Abelardo de la Espriella, presidente electo de Colombia, rompió de forma explícita con la política de Paz Total y dirigió una advertencia a los grupos armados ilegales que operan en el país. Según reportó Diario Las Américas, el llamado es a someterse al Estado antes de que enfrenten consecuencias severas.
La Paz Total fue la estrategia de seguridad impulsada durante los últimos años, orientada a abrir canales de diálogo simultáneo con múltiples organizaciones armadas. Bajo esa bandera se adelantaron conversaciones con el ELN, disidencias de las antiguas FARC y otros colectivos, con resultados desiguales y episodios de violencia recurrentes en varias regiones.
Con el anuncio del presidente electo, esa arquitectura de negociación queda desplazada por un esquema que prioriza la presión sobre las estructuras criminales. La advertencia a los grupos armados para que se sometan al Estado marca un giro de 180 grados frente al discurso predominante de los últimos años.

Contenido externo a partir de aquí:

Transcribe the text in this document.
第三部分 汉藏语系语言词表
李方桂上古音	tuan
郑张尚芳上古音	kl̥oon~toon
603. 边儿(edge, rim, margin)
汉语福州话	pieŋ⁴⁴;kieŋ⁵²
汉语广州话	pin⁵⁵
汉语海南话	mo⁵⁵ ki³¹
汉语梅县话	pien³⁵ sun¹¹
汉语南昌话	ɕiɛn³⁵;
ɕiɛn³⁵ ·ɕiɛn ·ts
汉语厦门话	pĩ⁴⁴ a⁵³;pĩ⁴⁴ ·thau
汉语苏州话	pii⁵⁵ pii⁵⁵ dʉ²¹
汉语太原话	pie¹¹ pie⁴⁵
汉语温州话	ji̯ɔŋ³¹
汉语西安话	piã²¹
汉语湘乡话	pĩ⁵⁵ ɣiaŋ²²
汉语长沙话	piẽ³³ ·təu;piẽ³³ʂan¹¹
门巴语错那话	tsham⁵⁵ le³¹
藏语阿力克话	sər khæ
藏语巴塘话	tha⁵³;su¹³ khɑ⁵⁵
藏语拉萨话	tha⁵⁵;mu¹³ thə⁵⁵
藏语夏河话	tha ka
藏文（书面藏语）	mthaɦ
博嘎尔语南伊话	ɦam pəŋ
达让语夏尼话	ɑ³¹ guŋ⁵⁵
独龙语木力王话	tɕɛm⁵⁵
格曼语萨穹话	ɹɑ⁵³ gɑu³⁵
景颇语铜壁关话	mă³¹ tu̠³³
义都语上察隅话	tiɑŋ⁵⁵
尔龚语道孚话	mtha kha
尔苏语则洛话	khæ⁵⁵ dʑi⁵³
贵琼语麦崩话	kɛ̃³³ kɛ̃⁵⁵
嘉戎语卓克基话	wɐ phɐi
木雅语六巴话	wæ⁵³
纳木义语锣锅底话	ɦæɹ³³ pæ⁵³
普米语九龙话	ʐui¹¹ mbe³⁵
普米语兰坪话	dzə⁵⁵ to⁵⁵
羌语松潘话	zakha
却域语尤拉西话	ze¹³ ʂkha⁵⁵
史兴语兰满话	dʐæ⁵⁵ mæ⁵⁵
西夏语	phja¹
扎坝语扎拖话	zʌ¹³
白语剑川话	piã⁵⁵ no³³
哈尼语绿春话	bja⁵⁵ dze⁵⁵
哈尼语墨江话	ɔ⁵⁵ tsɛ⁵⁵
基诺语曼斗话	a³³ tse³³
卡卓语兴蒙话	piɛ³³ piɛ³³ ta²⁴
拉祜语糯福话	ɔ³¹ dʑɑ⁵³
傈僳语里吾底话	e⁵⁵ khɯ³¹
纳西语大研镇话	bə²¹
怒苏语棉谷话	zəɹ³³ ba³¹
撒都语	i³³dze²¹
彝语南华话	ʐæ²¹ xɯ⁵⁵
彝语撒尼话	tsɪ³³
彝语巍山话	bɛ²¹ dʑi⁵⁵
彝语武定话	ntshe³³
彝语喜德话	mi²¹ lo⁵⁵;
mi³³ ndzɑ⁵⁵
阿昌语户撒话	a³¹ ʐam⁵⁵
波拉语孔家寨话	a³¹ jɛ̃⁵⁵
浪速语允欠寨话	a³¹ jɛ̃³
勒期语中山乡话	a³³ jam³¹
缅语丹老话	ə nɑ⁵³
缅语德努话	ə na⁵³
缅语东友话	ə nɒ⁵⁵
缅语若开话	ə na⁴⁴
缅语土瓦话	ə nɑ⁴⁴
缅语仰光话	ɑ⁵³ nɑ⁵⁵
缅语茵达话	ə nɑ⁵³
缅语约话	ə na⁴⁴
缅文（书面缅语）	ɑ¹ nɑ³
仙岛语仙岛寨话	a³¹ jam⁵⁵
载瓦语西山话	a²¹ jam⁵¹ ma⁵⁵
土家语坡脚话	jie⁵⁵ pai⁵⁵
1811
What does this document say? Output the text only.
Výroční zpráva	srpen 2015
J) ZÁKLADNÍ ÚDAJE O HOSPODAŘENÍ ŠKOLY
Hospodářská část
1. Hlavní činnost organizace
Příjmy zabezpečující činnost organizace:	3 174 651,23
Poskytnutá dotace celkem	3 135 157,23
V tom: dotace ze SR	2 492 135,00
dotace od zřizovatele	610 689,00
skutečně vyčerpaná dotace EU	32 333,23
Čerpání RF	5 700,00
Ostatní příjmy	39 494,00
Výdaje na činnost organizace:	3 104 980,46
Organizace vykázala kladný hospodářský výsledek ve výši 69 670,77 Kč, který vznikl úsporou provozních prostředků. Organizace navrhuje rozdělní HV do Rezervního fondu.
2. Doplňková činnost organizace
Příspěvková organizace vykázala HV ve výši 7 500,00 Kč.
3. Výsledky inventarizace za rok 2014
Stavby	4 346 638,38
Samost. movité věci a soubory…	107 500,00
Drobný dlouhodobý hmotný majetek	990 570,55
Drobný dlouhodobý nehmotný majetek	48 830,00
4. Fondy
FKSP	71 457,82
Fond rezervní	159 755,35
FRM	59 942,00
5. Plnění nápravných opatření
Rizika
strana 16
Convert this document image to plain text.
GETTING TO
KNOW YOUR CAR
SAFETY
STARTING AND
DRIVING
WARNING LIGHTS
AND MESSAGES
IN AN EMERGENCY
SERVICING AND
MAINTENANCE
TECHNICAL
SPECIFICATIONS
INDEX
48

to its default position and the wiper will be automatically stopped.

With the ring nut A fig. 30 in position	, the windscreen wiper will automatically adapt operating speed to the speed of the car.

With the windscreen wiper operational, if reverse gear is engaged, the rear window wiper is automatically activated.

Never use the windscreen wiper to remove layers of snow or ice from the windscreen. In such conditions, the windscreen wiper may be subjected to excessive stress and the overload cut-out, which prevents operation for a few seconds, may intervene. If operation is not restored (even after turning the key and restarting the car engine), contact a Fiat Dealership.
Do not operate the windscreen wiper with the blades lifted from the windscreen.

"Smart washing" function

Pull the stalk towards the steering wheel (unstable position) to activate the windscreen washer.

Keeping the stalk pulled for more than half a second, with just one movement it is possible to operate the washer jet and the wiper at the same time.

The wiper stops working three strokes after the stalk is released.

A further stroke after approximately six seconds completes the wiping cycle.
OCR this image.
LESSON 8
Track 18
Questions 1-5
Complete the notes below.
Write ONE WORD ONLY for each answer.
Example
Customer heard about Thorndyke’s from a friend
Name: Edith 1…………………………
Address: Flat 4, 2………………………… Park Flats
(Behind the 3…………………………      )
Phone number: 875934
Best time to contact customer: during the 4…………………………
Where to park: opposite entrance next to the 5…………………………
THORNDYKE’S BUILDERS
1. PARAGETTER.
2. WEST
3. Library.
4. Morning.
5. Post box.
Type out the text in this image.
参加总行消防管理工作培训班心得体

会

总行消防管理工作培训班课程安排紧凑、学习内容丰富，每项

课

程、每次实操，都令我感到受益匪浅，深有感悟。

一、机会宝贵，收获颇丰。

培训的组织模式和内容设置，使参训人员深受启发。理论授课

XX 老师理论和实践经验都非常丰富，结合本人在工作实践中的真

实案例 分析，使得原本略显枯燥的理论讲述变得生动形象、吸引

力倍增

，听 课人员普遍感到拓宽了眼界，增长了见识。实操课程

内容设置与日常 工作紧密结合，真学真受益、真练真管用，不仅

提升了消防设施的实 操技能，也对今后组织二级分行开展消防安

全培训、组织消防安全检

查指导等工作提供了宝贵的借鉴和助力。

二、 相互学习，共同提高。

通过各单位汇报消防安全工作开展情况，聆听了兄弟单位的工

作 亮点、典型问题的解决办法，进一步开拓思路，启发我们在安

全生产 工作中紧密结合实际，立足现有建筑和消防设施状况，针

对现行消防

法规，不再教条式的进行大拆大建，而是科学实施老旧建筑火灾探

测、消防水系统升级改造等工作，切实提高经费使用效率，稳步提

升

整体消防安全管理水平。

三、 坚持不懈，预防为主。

La decisión llega en un contexto de creciente preocupación por la violencia en zonas rurales, donde la presencia de grupos armados ha afectado a comunidades campesinas e indígenas. La población civil ha sido históricamente la principal víctima de enfrentamientos, reclutamiento forzado y restricciones a la movilidad.
Para los ciudadanos, el cambio de política implica una redefinición de las reglas del juego en los territorios. Las regiones más afectadas por la presencia de grupos al margen de la ley esperan ahora señales claras sobre cómo se traducirá el endurecimiento anunciado en operativos, protección a líderes sociales y presencia institucional.
El posicionamiento del presidente electo también envía un mensaje al interior de la Fuerza Pública y de los organismos de seguridad, que han debido sortear las tensiones derivadas de las mesas de diálogo activas. Una política de sometimiento exige resultados verificables, metas concretas y mecanismos de seguimiento que diferencien entre los colectivos en disputa.
Sectores políticos y analistas venían debatiendo la sostenibilidad de la Paz Total, señalando la dificultad de negociar simultáneamente con grupos que mantienen economías ilegales activas. La decisión del presidente electo se inscribe en ese debate y lo cierra, al menos discursivamente, a favor de la vía de la seguridad y el sometimiento.
Queda por verse cómo se traducirá el ultimátum en acciones concretas durante el inicio del gobierno. Las preguntas pendientes incluyen el tratamiento que recibirán los procesos de diálogo en curso, el rol de los gestores de paz y la coordinación con organismos internacionales que han acompañado esfuerzos anteriores de desmovilización.